|Yellow Star of Bethlehem Gagea lutea|
At lunchtime yesterday, I took a trip west, to Morpeth, to twitch a very
special plant, the Yellow Star of Bethlehem Gagea lutea.
The name Gagea comes from the 18th century botanist Thomas Gage. It is a rare plant in Northumberland and quite scarce or difficult to find anywhere in the UK. Often when spring has poor weather it doesn't flower at all. The leaves are similar to Bluebell at this time of year and it grows in riparian woodlands where Bluebells occur so it would be beyond my botany skills to look for it on vegetation alone.
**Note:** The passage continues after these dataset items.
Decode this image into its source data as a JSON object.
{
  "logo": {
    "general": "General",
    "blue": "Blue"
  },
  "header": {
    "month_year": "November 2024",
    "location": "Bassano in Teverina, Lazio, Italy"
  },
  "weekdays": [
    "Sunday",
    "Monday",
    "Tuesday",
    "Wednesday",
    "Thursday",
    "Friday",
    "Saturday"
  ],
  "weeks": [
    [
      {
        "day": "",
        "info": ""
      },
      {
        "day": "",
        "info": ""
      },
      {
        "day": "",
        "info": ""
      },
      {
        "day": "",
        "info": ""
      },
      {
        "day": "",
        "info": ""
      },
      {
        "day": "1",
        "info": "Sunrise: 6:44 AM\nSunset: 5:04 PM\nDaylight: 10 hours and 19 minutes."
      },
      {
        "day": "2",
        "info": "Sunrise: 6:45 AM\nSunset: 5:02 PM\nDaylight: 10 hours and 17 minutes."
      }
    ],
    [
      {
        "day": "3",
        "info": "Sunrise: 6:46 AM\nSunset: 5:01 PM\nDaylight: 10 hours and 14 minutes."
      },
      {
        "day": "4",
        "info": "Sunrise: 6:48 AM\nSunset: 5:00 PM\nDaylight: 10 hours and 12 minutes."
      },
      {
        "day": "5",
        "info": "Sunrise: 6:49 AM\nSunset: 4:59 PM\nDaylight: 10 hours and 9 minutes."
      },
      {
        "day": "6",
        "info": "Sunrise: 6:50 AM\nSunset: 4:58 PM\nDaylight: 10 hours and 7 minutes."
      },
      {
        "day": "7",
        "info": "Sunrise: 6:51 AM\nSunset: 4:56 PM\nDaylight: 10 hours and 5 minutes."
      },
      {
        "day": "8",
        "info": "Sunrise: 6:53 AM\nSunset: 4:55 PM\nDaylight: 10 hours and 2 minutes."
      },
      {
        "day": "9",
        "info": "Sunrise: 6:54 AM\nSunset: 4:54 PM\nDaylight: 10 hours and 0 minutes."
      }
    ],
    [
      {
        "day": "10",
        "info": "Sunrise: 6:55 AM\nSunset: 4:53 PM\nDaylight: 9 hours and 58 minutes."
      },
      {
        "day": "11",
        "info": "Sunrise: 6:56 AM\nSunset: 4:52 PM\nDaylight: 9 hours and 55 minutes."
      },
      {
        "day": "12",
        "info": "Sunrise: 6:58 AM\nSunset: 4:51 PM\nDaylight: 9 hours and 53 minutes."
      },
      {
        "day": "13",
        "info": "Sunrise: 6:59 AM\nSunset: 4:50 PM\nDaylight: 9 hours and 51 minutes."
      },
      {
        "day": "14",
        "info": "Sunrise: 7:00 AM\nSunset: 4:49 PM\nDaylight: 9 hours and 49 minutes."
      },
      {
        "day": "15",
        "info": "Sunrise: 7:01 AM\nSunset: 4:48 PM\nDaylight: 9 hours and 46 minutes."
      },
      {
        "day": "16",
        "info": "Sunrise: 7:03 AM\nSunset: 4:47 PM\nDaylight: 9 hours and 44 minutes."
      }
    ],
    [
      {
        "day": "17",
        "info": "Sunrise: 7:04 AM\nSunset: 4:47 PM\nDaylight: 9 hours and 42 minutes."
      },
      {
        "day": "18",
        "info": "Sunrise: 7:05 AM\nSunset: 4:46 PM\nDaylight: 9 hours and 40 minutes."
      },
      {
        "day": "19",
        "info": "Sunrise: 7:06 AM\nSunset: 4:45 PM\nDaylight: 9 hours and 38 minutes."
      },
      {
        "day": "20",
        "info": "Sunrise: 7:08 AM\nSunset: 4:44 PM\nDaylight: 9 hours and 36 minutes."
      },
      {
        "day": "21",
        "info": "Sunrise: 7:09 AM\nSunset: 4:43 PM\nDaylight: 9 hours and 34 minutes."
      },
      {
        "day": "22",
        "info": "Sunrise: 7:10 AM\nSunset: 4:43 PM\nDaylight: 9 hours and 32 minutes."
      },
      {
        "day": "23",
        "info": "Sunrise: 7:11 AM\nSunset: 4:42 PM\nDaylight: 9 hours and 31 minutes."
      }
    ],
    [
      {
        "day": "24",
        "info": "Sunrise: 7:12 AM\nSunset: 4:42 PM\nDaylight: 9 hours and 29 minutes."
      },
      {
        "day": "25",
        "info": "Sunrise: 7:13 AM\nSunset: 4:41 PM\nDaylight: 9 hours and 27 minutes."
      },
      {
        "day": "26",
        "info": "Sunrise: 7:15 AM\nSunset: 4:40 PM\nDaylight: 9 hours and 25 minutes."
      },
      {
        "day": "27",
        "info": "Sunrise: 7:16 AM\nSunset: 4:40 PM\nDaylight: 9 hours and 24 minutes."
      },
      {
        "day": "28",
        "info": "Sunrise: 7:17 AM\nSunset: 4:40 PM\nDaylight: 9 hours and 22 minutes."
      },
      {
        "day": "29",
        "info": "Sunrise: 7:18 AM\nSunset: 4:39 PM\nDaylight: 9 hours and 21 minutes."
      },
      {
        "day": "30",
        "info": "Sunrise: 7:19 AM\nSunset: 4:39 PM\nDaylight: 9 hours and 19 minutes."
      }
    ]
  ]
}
Leaving the car in the small woodland car park, it was only a hundred metres or so on a pleasantly warm sunny afternoon to the spot. The area was dotted with Celandines and Anemones as bumblebees buzzed around the leaf litter. An angler beginning his season with the fly, bid me a good morning with a suspicious look as he passed. Maybe he thought I was the bailiff on the opening day watching for poachers?
For the first time I used the 'What 3 Words' app and a 3 mtr square ref given to me by a friend to put me on the exact place. It was very accurate too, well worth using in situations such as this.
In a small patch only two metres by one, around 20 flower spikes stood up, the lime-yellow star shaped flowers like tiny daffodils facing the sunshine. It was much more delicate than imagined, a lovely little plant. Things almost took a downturn when a Border Collie named 'Moss' saw me crouching for photos and came across to stand, smack in the middle of the flowers! Luckily I soon encouraged him that this was not a good idea and off he went with his owner leaving no damage to the flora.
A new species for me and a nice way to spend a spring lunchtime.